I learned early on that one of the keys to success is to never lose sight of the endgame. Regardless of what you are doing, there is always an ultimate goal that will pay the bills.

If you were running a logistics operation your endgame would be along the lines of getting undamaged product to customers on time. In the case of a website, your probably aiming to get users to buy or use a product.

It's easy to get lost in all the small things that don't really matter, but when we focus on a clear final goal, it is much easier to put together smaller attainable and actionable goals that will lead you over the big one that keeps the lights on.

User Empathy and the User Experience

At the end of the day, when it comes to a software product, we want our users to easily, intuitively and productively be able to use our product, and be connected to exactly the information that they are looking for.

If a customer comes to your website to find out when your store closes, and they cannot easily find that information in a very small amount of time, they are very likely going to be over your site and looking at your competitors page. Nobody likes a poorly designed user experience.

If we don't focus on the users, and connecting them to the information that allows them to do business with us, we can easily get lost in all the small things, and lose a lot of potential customers in the process.

User Empathy Mapping

User empathy mapping is one of my favorite tools in the user experience tool-belt. When we take time to walk in the shoes of the people that use our websites and products, we often find surprising hurdles that cause users to turn somewhere else.

Our website or software application is meant to connect people with information that would otherwise be hard to find or aggregate. It never hurts to stop and spend a little time reflecting on how you can do a better job at serving your customers.

User Personas

When thinking about the experiences users are having on your website or software application, It helps to develop several different personas for each different user experience your website or application is trying to provide.

Maybe you have an online store, and users need to search your listings to find a product that suits their individual needs. And then you have someone who is responsible for maintaining the listings and keeping them current. A third experience might be the person who has to pick and ship the customer's orders.

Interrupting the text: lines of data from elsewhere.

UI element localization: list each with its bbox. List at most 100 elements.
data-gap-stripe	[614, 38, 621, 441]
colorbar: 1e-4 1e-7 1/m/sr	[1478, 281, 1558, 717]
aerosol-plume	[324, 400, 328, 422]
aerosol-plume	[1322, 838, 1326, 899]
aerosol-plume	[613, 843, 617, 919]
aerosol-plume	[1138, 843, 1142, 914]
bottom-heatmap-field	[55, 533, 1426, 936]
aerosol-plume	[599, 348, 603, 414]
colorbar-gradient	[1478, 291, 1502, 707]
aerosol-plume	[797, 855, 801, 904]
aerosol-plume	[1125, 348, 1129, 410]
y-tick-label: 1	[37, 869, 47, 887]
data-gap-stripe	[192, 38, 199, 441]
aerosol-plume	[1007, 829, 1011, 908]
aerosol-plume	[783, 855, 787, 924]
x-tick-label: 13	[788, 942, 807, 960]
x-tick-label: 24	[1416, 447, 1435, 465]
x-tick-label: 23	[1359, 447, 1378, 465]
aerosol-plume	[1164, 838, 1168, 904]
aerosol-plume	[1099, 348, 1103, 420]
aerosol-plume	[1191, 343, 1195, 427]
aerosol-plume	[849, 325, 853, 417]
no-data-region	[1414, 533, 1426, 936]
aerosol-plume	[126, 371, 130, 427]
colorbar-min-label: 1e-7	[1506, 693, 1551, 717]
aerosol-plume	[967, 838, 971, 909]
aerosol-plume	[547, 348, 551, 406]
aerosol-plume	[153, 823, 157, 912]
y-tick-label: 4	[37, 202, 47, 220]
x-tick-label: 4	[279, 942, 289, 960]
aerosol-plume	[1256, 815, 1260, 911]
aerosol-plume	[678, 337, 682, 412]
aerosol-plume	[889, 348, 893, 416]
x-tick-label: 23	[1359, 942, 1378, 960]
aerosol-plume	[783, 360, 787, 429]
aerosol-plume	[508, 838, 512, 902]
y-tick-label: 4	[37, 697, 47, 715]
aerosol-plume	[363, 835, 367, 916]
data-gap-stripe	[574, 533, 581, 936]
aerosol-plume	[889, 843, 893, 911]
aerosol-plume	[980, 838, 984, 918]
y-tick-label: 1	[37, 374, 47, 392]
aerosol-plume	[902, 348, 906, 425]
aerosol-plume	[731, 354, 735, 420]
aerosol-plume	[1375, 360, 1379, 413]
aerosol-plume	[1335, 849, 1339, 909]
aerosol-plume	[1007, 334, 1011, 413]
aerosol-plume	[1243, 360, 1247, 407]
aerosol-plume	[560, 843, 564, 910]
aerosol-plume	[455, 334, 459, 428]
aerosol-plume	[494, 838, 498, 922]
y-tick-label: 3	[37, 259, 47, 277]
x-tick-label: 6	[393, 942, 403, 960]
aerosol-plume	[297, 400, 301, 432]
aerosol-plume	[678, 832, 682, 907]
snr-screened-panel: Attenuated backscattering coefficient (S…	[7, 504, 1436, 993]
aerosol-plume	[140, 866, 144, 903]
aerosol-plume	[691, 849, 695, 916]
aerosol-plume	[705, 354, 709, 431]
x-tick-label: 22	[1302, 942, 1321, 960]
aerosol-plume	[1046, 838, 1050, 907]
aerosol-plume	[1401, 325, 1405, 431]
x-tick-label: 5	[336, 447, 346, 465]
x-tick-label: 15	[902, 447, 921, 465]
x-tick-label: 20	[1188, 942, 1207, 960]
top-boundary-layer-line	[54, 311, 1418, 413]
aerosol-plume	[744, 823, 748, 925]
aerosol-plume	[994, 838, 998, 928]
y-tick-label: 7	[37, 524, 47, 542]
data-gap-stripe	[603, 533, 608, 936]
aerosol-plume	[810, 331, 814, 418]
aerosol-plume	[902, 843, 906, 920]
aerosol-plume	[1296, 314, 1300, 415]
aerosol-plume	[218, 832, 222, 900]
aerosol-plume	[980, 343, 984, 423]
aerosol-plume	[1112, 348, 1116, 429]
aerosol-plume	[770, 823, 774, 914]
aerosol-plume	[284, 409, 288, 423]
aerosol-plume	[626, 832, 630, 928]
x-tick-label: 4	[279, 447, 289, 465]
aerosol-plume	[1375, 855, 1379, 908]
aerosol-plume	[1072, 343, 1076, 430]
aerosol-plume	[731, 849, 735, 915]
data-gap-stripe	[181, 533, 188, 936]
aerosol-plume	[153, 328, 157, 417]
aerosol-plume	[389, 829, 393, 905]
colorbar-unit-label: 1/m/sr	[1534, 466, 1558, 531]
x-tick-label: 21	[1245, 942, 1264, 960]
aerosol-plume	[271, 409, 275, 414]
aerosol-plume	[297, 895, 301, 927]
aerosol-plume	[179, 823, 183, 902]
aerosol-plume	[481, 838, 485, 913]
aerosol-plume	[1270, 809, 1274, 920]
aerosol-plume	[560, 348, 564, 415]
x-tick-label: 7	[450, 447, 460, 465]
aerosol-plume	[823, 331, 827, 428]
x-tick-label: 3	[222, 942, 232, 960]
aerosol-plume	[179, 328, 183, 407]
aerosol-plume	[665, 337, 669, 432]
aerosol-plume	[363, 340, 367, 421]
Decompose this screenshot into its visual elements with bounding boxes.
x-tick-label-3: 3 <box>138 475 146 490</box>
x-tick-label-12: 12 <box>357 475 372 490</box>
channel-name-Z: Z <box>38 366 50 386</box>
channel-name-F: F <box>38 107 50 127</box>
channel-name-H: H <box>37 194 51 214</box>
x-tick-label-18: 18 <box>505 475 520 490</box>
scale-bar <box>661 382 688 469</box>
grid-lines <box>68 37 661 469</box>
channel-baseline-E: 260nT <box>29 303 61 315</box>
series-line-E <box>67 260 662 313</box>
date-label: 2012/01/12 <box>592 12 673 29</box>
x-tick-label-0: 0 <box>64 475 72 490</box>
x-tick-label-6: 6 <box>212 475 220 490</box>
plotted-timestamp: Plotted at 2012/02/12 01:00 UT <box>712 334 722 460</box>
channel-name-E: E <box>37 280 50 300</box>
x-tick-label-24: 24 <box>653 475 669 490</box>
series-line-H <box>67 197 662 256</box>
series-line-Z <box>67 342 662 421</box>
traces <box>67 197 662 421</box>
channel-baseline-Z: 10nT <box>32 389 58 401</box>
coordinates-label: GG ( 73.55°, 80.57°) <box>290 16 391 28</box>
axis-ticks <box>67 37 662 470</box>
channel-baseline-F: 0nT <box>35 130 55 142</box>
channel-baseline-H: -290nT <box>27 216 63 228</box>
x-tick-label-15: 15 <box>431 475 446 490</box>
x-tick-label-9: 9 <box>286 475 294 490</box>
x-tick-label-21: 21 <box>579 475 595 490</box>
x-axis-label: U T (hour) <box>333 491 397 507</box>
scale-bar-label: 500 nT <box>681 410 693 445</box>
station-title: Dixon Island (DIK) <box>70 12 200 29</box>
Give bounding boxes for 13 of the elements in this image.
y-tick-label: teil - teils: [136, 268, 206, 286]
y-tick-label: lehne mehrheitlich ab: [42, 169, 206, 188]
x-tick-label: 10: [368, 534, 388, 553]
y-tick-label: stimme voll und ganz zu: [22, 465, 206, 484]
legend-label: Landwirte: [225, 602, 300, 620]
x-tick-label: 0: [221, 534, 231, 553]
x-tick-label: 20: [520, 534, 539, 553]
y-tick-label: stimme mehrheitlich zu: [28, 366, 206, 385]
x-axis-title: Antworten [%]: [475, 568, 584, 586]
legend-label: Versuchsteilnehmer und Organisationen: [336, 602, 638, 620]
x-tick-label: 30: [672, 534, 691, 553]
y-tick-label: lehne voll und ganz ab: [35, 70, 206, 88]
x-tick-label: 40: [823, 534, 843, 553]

If we create a few personas for each different user experience, and give them false names, careers, locations... it really brings those users to life. You might discover that users trying to use the same features might have different challenges based on different factors in their lives, maybe customers coming from the north need better directions in the morning hours because of traffic on a certain road. Often times a lot of golden 'aha' moments come out of a good user empathy mapping session.

User Experience

What if we were sitting next to the user when they used the website or application for the first time. We can start asking ourselves some simple questions:

  • What would they say?
  • What would they think?
  • What would they feel?
  • What would they do?

When we think about what our different personas are thinking, feeling and experiencing while trying to use our website or software application, we often walk away with solutions to big problems we didn't even know we had.

Why it Matters

In conclusion, when we leverage personas and user empathy mapping, we often find hurdles that different users on our website or software application struggle to cross over. When considering the different roles and lives that users using your website come from, we can often find and prevent problems, and focus on connecting people to information that they need.